Royal Madras Yacht Club
- Club badge
- The club burgee features the Imperial Crown and a palm tree
- Founded: 1911; 115 years ago
- Location: Chennai, India
- Website: rmycindia.com

= Royal Madras Yacht Club =

Yacht club located in Chennai, India

The Royal Madras Yacht Club (RMYC) is a yacht club in Chennai, India.
The RMYC was founded by Sir Francis Spring in 1911. It was the first sailing club in southern India, and was originally based in what was called the Timber Pond area of Madras Harbour. Soon after its founding the club was granted royal patronage by George V, and it became one of the most prestigious sporting and social clubs in British India. Today the club is located at Springhaven Wharf, named after its founder.

==History==

Sporting sailing in the area first started in Ennore, situated north of Madras, in the early 1900s. Sir Francis Spring, the first Chairman of the Madras Port Trust, founded the Royal Madras Yacht Club in 1911. The first of the Inter-Club Regattas in India was held in 1924 between the Royal Colombo Yacht Club and the RMYC in Madras. It was accorded its 'Royal' status by the Emperor of India, King George V, and the name was changed to The Royal Madras Yacht Club on 8 June 1933. The popular class at that time was the Bembridge. The club quickly gained a reputation for its formal atmosphere and it became one of the leading sporting social clubs in the country. After a number of re-locations, the club is situated at its original premises selected by its founder, which has come to be known as the Springhaven Wharf.

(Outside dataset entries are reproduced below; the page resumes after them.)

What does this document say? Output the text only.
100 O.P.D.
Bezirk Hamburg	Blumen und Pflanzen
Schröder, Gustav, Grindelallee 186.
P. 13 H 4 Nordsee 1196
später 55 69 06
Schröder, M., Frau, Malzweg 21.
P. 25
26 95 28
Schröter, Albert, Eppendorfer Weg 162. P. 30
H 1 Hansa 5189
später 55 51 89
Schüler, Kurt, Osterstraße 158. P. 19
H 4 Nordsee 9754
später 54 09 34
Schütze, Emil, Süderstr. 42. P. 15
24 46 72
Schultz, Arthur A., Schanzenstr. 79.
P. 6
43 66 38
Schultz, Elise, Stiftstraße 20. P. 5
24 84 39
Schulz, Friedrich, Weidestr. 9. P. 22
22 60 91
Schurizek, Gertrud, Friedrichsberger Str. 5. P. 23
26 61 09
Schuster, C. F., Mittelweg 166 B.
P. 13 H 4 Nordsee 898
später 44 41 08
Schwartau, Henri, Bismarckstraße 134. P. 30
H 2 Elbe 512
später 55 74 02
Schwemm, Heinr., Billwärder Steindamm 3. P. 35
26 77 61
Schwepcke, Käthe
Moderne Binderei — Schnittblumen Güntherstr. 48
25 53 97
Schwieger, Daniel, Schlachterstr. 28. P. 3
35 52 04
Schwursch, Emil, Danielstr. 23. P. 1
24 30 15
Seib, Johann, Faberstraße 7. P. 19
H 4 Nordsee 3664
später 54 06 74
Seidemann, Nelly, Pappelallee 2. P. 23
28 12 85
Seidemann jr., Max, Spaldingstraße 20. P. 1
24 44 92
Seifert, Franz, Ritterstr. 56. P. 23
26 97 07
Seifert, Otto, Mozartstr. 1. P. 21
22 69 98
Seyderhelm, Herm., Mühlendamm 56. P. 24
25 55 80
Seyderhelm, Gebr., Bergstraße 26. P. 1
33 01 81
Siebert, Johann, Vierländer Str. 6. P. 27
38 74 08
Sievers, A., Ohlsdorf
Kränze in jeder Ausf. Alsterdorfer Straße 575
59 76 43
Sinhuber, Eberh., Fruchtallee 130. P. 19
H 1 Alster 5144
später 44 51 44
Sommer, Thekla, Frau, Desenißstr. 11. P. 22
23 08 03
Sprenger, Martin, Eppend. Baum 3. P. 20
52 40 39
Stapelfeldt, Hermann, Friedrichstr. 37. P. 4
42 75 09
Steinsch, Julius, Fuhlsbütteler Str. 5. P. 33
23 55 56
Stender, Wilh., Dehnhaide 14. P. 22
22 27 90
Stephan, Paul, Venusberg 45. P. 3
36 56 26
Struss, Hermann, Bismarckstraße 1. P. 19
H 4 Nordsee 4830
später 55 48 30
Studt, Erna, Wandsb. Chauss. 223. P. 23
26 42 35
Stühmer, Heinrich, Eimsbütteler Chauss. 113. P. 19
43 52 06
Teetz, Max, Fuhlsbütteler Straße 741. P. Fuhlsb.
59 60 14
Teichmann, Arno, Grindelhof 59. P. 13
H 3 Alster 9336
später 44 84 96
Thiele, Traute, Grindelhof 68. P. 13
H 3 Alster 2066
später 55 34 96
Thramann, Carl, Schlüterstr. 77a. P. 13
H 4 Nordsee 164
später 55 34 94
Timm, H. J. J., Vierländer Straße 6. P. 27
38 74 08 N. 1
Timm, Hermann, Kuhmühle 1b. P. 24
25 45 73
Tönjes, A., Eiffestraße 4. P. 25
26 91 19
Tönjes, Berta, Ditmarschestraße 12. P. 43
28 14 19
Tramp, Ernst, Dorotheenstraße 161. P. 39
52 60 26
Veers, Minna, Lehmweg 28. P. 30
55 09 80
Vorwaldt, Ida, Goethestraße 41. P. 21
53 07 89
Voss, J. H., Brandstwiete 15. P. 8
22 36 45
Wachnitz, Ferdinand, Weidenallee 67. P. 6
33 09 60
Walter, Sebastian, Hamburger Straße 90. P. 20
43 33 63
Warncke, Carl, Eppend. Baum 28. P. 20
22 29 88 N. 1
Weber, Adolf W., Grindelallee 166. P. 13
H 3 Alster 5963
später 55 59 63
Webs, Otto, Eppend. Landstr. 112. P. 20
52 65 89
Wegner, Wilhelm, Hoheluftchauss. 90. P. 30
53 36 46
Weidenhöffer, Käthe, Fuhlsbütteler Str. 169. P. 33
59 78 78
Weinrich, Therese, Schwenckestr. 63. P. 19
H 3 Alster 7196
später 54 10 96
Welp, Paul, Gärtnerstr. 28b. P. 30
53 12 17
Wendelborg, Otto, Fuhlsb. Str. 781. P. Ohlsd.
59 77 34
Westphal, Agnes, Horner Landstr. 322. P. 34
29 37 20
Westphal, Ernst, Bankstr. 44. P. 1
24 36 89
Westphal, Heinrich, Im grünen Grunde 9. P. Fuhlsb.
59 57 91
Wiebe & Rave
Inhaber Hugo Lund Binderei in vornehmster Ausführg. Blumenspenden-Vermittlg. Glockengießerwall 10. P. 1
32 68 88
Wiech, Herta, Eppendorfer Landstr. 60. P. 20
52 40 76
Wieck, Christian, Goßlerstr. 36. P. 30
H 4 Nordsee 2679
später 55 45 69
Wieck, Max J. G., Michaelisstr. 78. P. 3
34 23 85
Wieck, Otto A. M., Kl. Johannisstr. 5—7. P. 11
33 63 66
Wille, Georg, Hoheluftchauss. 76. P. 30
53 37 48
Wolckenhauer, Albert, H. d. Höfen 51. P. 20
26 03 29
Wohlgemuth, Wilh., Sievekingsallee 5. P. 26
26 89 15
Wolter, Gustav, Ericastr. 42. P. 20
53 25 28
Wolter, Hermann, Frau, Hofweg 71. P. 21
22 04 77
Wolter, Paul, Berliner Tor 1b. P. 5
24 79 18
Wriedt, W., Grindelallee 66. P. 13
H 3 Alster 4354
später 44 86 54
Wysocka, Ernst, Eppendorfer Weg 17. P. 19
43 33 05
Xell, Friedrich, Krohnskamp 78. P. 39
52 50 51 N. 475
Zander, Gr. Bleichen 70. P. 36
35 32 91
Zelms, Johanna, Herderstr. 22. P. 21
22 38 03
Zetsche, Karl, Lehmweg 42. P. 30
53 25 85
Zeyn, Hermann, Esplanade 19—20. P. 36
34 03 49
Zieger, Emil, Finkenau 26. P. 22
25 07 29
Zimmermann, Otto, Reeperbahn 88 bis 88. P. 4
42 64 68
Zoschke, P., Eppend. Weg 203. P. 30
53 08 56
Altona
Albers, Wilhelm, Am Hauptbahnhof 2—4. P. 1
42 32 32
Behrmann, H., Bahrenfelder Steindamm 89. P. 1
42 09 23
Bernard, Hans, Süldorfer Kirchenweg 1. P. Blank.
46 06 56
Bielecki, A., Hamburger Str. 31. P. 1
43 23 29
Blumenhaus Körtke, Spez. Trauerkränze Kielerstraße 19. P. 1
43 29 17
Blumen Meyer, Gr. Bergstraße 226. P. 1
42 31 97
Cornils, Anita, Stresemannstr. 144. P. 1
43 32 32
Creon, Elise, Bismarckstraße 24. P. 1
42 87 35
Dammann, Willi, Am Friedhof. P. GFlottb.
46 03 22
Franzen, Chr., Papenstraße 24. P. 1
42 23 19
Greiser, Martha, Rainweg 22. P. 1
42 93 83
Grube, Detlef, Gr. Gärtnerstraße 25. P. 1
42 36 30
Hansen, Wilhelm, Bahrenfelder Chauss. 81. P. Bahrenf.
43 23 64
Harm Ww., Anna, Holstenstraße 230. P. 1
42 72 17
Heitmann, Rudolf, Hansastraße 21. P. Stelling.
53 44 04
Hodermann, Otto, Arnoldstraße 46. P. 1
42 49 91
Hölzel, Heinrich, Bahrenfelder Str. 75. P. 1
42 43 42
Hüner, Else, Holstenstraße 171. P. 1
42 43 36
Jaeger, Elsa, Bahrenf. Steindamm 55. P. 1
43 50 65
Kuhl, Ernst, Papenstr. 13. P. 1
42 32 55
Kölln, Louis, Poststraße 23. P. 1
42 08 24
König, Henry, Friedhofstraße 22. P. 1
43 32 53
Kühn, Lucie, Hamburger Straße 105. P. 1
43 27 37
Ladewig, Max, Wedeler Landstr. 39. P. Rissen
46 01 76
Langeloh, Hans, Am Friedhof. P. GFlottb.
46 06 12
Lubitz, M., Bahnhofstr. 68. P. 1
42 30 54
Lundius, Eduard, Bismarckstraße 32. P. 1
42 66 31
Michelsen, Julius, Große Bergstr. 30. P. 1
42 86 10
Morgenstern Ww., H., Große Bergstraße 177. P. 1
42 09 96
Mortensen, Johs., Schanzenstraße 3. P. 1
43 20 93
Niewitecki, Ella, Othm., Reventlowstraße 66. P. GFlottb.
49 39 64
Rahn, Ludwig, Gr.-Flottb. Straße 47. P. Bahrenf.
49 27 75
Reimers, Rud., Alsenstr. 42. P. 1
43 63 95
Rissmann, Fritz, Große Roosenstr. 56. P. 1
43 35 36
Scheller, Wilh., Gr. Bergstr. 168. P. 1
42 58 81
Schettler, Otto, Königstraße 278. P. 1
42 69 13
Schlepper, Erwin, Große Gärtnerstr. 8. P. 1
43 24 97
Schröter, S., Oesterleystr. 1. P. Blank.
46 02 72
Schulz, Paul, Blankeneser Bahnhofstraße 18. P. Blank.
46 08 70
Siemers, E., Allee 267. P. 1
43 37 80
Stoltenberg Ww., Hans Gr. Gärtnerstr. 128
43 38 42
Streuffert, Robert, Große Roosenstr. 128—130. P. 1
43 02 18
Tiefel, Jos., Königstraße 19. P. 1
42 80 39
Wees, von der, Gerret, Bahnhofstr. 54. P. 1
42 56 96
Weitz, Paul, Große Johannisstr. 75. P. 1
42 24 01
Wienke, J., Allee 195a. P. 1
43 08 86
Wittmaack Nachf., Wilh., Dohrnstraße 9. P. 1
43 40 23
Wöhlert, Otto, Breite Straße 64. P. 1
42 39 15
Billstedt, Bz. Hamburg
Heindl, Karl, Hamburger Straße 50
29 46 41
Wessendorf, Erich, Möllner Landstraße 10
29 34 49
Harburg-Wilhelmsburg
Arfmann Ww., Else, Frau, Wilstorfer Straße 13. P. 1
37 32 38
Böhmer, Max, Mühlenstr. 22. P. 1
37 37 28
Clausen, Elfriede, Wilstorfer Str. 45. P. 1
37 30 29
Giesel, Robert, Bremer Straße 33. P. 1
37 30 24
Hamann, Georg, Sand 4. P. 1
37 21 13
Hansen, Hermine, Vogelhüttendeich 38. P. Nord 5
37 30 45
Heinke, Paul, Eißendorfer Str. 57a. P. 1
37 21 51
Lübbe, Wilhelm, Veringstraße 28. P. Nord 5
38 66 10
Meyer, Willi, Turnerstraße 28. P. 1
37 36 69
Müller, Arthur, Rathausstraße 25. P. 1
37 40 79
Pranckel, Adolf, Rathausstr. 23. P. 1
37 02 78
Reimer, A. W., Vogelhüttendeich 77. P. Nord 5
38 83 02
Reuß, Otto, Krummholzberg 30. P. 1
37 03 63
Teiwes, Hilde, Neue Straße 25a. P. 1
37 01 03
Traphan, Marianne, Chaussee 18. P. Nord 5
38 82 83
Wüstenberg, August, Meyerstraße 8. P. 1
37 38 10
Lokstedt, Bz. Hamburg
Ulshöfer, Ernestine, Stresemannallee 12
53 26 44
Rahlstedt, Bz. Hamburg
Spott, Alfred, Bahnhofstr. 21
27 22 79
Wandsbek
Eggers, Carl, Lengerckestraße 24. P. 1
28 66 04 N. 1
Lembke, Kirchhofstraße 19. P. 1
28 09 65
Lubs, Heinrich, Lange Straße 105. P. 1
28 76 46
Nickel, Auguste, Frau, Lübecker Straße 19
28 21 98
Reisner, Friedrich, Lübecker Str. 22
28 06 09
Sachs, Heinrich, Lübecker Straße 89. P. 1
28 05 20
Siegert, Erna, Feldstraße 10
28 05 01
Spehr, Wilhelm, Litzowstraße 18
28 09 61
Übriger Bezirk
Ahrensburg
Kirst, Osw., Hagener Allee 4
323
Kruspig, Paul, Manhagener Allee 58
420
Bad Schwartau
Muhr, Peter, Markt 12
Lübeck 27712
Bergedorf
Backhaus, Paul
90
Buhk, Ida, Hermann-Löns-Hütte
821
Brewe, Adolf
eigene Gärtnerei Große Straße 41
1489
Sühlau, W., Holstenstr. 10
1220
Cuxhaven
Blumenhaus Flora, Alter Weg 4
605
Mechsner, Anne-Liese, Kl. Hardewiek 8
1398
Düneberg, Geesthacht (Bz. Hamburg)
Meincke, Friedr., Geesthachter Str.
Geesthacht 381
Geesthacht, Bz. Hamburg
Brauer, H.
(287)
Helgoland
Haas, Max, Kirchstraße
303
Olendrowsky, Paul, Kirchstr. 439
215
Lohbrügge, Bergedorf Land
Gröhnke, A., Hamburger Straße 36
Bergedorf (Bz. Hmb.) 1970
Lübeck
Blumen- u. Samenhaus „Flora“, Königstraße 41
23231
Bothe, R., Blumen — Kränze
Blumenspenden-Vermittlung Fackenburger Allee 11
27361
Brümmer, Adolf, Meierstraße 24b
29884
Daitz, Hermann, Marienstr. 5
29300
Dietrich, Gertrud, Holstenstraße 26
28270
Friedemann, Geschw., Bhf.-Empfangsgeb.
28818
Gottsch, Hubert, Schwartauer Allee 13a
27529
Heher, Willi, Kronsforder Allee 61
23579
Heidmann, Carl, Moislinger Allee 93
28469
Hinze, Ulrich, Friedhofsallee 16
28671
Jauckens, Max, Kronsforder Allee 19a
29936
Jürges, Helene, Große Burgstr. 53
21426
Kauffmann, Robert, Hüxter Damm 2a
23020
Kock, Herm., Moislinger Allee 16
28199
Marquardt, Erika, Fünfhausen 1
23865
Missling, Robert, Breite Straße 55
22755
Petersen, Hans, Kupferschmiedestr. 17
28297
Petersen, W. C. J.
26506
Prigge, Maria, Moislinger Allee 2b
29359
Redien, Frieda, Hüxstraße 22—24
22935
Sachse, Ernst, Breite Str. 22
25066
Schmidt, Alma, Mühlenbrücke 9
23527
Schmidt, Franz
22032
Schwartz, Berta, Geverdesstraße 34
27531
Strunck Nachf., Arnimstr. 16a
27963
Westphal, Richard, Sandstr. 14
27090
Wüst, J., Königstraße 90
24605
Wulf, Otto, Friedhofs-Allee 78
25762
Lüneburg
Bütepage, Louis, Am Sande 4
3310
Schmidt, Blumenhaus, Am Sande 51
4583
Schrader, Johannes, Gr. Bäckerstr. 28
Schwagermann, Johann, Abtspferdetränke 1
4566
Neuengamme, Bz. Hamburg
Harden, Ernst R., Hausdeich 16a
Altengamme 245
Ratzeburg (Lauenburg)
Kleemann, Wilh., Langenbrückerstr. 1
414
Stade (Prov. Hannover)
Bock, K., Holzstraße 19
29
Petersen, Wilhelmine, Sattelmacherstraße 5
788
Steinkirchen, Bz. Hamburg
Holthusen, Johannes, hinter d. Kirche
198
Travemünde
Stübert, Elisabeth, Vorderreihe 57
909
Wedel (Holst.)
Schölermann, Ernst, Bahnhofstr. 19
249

Recent decades have seen the facilities of the club improved and modernised. The then Chief of Naval Staff, Admiral Radhakrishna Hariram Tahiliani, inaugurated the new Club House on 4 February 1987. The club was affiliated to the Yachting Association of India after the YAI was formed in 1960 and many national sailing events have since been held at the club. The club conducted many regattas in Chennai between 1961 and 1981, including the Madras Port Centenary Regatta in 1971. From 1963 to 1971, The Royal Madras Yacht Club conducted the Inter Club Regatta for the Yachting Association of India and in 1963 the club were runners-up. In 1971, the Club won both the individual and team events. At the international level, club members Deep Rekhi, Kuruvilla Abraham, Drona Narayanan, Navaz Currimbhoy, Sandeep Srikanth, Niloufer Jamal, Rohit Ashok and Varun Prabhakar represented India between 1970 and 2000. During the 2004 Indian Ocean earthquake and tsunami, the club lost 12 boats and its facilities were badly damaged.

==Current==

The club claims that its primary purpose is "to promote the sport of sailing" in all its aspects, and caters for sailors of all ages and abilities. It continues to provide facilities for national and intentional sailing events, in part due to the good sailing conditions off the coast of Chennai. The RMYC has a fleet of boats comprising Optimists, Lasers, Enterprise, Waterwags, 420 Class, 29ers, Omega and Seabirds. The club has recently acquired a fleet of J80 boats which is the first in India.

==Achievements==

| In October 2025, RMYC sailor Mohammed Asif, sailing with skipper Luke Lawrence, won the Star Vintage Gold Cup held at Richland, Michigan. They both received the gold laurel wreath honor associated with winning the championship.; Chinna Reddy and Yakubu Yakobu Kalaga (honorary member) won the gold medal in the Hobie 16 class at the 2015 Sail the Gulf International Regatta, held in Doha, Qatar.; The 420 Nationals held in 2008 and 2009.; The 420 and 470 National Championships were held at the club in 2010 as part of its Centenary Regatta.; In January 2004, Rohini Rau won a gold medal in sailing for India at the Asian Sailing Championship held at Mumbai, India.; Zephra Currimbhoy won the Invitation Cup at the Mumbai Regatta and has represented India in international sailing competitions, including the Asian Games.; Ajay Rau competed on the yacht, Merit, in the Rolex Sydney to Hobart Yacht Race and was reported to be the first Indian sailor to take part in the event.; |

==Patrons==

The chairman, deputy chairman and the Port Conservator of Chennai Port Trust are the patrons of the club.